Enquanto Dilma ‘cola’ a sua imagem à do presidente Lula (cujos índices de popularidade continuam superiores a 80%), Serra e Marina ainda não mostraram ao eleitor o que farão caso sejam eleitos. A petista também ainda não colocou em discussão nem um esboço de seu futuro programa de governo. Especializou-se em promessas dirigidas, feitas para cada público onde se apresenta. A feirantes, promete reforçar a agricultura familiar; a estudantes, a inauguração de escolas profissionalizantes e universidades; a professores, o reforço nos salários e no treinamento. Ou seja, em cada ocasião uma promessa, como é praxe no discurso de muitos políticos. Quanto ao programa de governo (depois da polêmica ao apresentar ao TSE propostas defendidas pela ala radical de seu partido, como o controle da imprensa e apoio a invasões de terra), nada até agora.

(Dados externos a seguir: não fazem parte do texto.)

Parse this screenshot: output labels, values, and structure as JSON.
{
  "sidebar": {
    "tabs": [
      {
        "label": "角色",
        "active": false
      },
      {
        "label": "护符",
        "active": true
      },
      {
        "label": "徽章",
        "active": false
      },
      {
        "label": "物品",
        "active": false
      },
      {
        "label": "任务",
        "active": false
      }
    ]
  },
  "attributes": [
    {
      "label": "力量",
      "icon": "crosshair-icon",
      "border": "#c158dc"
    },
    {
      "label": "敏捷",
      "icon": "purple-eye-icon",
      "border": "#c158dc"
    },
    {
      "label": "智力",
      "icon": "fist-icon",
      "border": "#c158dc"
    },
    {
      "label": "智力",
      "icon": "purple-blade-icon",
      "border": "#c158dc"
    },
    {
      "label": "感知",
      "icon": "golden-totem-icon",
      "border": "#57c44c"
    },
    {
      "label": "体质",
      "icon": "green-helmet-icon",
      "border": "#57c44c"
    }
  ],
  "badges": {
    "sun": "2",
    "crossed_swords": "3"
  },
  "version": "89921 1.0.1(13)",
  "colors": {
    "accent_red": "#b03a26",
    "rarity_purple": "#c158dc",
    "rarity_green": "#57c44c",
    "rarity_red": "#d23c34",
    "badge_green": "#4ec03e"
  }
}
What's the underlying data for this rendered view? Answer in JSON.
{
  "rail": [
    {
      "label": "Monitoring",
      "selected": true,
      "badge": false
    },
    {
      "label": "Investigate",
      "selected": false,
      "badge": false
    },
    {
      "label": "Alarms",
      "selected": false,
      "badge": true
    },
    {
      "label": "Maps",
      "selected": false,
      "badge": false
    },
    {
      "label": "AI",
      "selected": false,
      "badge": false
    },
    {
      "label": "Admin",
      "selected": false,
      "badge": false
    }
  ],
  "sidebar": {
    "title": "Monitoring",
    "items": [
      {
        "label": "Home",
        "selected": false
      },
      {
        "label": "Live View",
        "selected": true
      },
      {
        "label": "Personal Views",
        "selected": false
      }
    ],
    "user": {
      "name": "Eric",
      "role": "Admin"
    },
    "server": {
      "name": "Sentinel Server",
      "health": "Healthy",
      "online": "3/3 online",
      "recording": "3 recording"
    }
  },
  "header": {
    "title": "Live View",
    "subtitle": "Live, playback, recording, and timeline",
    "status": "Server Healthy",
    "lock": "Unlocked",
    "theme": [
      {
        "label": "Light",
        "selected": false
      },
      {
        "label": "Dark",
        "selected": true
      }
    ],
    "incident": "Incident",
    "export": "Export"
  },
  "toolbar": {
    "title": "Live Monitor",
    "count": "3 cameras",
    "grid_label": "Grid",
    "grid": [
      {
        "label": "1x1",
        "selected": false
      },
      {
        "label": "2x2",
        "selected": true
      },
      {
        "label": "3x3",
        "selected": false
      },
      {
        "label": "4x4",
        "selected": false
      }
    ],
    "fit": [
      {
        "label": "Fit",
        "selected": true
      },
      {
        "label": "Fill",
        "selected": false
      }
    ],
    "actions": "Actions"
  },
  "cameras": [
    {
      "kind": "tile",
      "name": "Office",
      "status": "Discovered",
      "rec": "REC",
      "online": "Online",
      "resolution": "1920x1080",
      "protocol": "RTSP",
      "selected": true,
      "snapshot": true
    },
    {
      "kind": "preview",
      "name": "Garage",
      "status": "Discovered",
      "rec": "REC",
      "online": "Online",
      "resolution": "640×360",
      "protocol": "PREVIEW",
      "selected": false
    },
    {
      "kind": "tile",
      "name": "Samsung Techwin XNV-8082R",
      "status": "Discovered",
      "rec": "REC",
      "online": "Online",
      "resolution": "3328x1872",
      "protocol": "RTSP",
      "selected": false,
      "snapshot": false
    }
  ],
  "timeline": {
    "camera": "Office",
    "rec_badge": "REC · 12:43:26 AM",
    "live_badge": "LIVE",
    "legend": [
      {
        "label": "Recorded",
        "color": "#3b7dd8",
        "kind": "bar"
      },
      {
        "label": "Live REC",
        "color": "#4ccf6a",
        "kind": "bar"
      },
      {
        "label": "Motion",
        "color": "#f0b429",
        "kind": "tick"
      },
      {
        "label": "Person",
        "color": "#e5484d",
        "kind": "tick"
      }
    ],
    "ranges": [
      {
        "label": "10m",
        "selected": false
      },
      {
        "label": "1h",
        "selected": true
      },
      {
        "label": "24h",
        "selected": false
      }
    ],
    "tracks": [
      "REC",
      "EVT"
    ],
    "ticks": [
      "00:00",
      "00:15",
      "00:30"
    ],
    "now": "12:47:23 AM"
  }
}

Serra e Marina também não apresentam nada consistente no que diz respeito às propostas de governo. O tucano ainda não disse a que veio, não trouxe a público as suas reais intenções caso se instale no Palácio do Planalto. Quanto a Marina, ela tenta usar a sua história pessoal como motivo aglutinador de votos, mas não possui um grupo de propostas que lhe permita assumir a sua candidatura por inteiro. Há pontos do programa do PV que não pode assumir (como a defesa da união civil de casais homossexuais e o aborto), por conta de suas convicções religiosas (ela é evangélica), por exemplo. Sua aposta é confiar na sua experiência política, como senadora e ministra, para conseguir votos suficientes para colocá-la no segundo turno contra Dilma ou Serra.


Desta forma chegamos ao início da propaganda eleitoral gratuita ainda sem conhecer a fundo as propostas dos três principais candidatos à Presidência. O eleitor espera que o horário do rádio e da TV seja utilizado não como peça de publicidade mas sim como espaço onde os candidatos vão explicitar as suas intenções, dando chances para o eleitor se decidir bem antes de se ver diante da urna, no dia 3 de outubro.